Les danseurs sont capables de danser longtemps et dans des conditions aléatoires qui varient d’un théâtre à l’autre. Cela fait partie de leur métier. Mais cette manifestation, gratuite et populaire, s’adresse à un public beaucoup plus vaste. Les faire danser 24 heures est un véritable défi. Il faut leur proposer un cadre qui permet de tenir la distance. Cela implique une programmation de spectacles, de concerts, de performances et d’activités diversifiés. Nous l’avons mûrie pendant deux ans.


Le succès inaugural de la « F(ê)aites de la Danse » a été d’une ampleur inouïe. Á quoi attribuez-vous cette adhésion du public ?

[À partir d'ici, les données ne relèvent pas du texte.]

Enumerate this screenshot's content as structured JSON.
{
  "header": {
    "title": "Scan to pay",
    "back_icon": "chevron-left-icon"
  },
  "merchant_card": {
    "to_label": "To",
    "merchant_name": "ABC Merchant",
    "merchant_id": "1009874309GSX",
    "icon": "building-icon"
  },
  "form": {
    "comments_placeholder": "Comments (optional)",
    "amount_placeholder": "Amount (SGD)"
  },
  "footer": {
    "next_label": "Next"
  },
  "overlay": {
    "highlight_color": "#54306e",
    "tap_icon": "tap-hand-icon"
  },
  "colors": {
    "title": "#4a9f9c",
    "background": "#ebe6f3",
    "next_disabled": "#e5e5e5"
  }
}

C’est toujours plus facile de commenter un succès a posteriori. On peut imaginer toute sorte de raisons pour se dire qu’on a eu une idée géniale. Mais ce qui a vraiment été génial, ça a été justement la surprise de cette première édition. À minuit, quand les Ballets de Monte-Carlo ont interprété Core Meu (tarentelle) avec Antonio Castrignano, et que le public déchaîné dansait avec les artistes, la barrière que je voulais voir tomber n’a pas seulement cédé, elle a été emportée. Ça a été un moment de grâce qui a marqué toutes les personnes présentes et c’est ce que tout le monde veut revivre aujourd’hui, je crois.



Carnet de bal


La « F(ê)aites de la Danse », place du Casino de Monte-Carlo, dès 18 heures le 8 juillet et le 9 juillet jusqu’à midi en continu et en plein air / accès libre et gratuit / www.balletsdemontecarlo.com


Les Ballets de Monte-Carlo cet été, c'est aussi trois spectacles à l'affiche : L'oiseau de feu et Pulcinella (deux créations originales) et Cendrillon (l'un des classiques du répertoire de la Compagnie).